A small yet significant study has revealed that some women turned to watching pornography for the first time after reading the best-seller "Fifty Shades of Grey".
"Several women [we interviewed] were hopping in for the first time to pornography or sexually explicit material that were written by women for women," researcher Diana Parry from University of Waterloo in Ontario said in a Salon report.
For her study, Parry interviewed 28 women in their 20s to 50s about their pornography habits -- and she found that women in the group increased their consumption of sexually explicit content after reading the book.
"It is exposing them to a genre of material that they either did not know existed or they did not know that they liked," she said.

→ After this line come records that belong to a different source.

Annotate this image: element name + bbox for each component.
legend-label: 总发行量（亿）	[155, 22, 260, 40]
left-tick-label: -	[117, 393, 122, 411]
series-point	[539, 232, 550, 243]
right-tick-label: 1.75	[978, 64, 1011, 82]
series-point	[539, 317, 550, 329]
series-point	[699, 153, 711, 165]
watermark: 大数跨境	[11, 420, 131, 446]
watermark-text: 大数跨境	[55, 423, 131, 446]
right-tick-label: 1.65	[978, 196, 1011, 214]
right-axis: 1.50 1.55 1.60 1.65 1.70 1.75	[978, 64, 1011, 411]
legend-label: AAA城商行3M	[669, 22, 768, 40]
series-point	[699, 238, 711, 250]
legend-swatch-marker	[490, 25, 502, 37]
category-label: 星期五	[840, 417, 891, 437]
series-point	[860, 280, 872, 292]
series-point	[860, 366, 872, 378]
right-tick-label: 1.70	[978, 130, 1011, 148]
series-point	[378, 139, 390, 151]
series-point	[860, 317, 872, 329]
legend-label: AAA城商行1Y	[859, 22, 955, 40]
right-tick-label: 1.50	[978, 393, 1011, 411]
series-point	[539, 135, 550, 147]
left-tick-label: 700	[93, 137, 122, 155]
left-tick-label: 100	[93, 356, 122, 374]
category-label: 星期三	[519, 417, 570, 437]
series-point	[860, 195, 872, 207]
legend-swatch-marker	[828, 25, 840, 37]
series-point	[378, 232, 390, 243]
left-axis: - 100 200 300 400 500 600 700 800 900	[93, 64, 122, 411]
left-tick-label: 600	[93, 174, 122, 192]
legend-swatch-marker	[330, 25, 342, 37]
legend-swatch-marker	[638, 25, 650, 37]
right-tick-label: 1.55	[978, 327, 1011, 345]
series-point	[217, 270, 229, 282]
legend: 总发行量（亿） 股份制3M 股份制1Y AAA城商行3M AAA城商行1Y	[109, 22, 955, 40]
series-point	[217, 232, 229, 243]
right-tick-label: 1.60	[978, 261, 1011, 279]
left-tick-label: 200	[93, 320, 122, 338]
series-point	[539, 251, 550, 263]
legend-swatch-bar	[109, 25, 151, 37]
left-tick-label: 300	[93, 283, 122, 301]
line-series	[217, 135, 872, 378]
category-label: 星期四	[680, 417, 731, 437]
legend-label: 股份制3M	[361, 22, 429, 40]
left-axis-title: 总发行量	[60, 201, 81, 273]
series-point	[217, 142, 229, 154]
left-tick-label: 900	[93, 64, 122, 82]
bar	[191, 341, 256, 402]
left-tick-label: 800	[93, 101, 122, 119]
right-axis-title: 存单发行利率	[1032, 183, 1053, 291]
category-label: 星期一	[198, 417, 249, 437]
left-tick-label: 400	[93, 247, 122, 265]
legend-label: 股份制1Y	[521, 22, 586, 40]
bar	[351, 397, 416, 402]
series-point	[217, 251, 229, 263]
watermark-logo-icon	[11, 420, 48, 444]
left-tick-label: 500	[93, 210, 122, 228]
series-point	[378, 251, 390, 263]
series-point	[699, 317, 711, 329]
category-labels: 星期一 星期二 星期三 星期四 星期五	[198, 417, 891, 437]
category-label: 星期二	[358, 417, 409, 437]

According to a previous study in the US, young adult women who read "Fifty Shades of Grey" were more likely to exhibit signs of eating disorders and had a verbally abusive partner than non-readers.
Moreover, women who read all three books in the erotic romance series were at an increased risk of engaging in binge drinking and having multiple sex partners.
"All are known risks associated with being in an abusive relationship, much like the lead character Anastasia is in 'Fifty Shades'," said study author Amy Bonomi from the department of human development and family studies at Michigan State University in the study that appeared in the Journal of Women's Health.
The erotic drama has been adapted into a movie and is reaping good results, having so far earned over $400 million worldwide.